Why the “wait-and-see” Europe is dead

Why the "wait-and-see" Europe is dead


The response to my recent proposal for the 2026 Sovereignty Act has exposed a rift between those who recognise the world as it is and those who cling to Europe as it was. The critics warn of “democratic deficits,” “fiscal overreach, and “Atlanticist friction. But their caution is a luxury that history no longer affords us.

The Small State Fallacy

The most vocal criticism of the “Action-Fast Protocol”—the transition to Qualified Majority Voting (QMV) in security and defence—is that it mutes the voices of compacter nations. As a citizen of a front-line compact state myself, I find this logic not only flawed but dangerously paradoxical.

In the geopolitical reality of 2026, the veto is no longer a shield for the compact; it has become a handle for external powers to paralyse the Union. When a single member can be pressured, bribed, or intimidated into halting the collective defence of 450 million people, we do not have “sovereignty”—we have a managed vulnerability. True democratic legitimacy for a compact state lies in the Union’s ability to act effectively to protect its borders. I would rather be part of a decisive majority than a solitary victim of a paralysed consensus.

The Atlanticist Strength

To the “Atlanticist sceptics who fear that a militarily sovereign Europe threatens NATO: you are solving for the wrong century. The United States of 2026 is no longer interested in being the “Permanent Concierge of European security.

A militarily formidable Europe is not an opponent to NATO; it is the Saviour of NATO. Washington does not respect depconcludeency; it respects capability. By building a European pillar that can secure its own periphery, we shift from being a “strategic ward to a “strategic partner. Our strength does not break the Alliance—it prevents the Alliance from breaking under the weight of its own lopsidedness.

The “Utopia of Survival

Finally, to the fiscal “frugals who label a common Sovereignty Fund as utopian: I inquire, what is your alternative? Is it the “pragmatism of watching our industrial base be cannibalised by foreign subsidies?
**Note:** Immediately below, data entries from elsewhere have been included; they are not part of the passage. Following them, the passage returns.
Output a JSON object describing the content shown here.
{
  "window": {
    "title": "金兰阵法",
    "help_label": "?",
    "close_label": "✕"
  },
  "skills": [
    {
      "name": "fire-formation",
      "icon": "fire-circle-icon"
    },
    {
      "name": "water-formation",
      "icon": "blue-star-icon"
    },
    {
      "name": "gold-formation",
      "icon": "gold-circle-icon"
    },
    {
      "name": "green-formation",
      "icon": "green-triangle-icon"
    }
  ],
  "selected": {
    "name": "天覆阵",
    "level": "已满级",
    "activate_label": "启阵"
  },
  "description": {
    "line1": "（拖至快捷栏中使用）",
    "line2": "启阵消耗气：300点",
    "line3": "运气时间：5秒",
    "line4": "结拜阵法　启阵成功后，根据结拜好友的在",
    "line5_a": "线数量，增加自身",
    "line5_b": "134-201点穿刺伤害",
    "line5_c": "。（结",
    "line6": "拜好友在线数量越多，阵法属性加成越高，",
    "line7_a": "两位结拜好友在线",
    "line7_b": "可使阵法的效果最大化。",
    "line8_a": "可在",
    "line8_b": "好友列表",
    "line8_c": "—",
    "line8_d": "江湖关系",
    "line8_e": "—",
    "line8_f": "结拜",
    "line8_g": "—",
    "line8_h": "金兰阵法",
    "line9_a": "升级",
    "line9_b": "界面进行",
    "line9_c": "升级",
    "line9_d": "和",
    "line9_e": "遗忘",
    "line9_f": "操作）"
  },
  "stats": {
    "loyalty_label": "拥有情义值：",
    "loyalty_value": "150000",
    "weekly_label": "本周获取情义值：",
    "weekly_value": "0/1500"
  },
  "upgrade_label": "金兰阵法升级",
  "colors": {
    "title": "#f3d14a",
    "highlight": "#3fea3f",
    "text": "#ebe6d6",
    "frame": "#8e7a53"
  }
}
Fiscal conservatism without a future to conserve is merely an accounting exercise for a funeral. The Fund is not a “handout”; it is Strategic Solvency. To deny common investment in the technologies of 2026 is to ensure that by 2030, the European “Internal Market will be nothing more than a high-conclude shopping mall for American and Chinese products.

The Verdict

We are at the conclude of the “Wait-and-See era. The Confederation of Vetoes must give way to a Sovereignty of Action. We can continue to be the world’s most sophisticated “mutilizeum of procedures, or we can choose to be a global player. The choice isn’t between different versions of Europe—it is between Europe and irrelevance.


Dimitris J. Hadjis

Dimitris J. Hadjis is a retired multinational CEO and engineer with an extensive background in international business administration. A polyglot fluent in Greek, Italian, English, and French, he provides a seasoned perspective on global corporate strategy and European affairs. He currently resides in Mati on the east coast of Attica, Greece.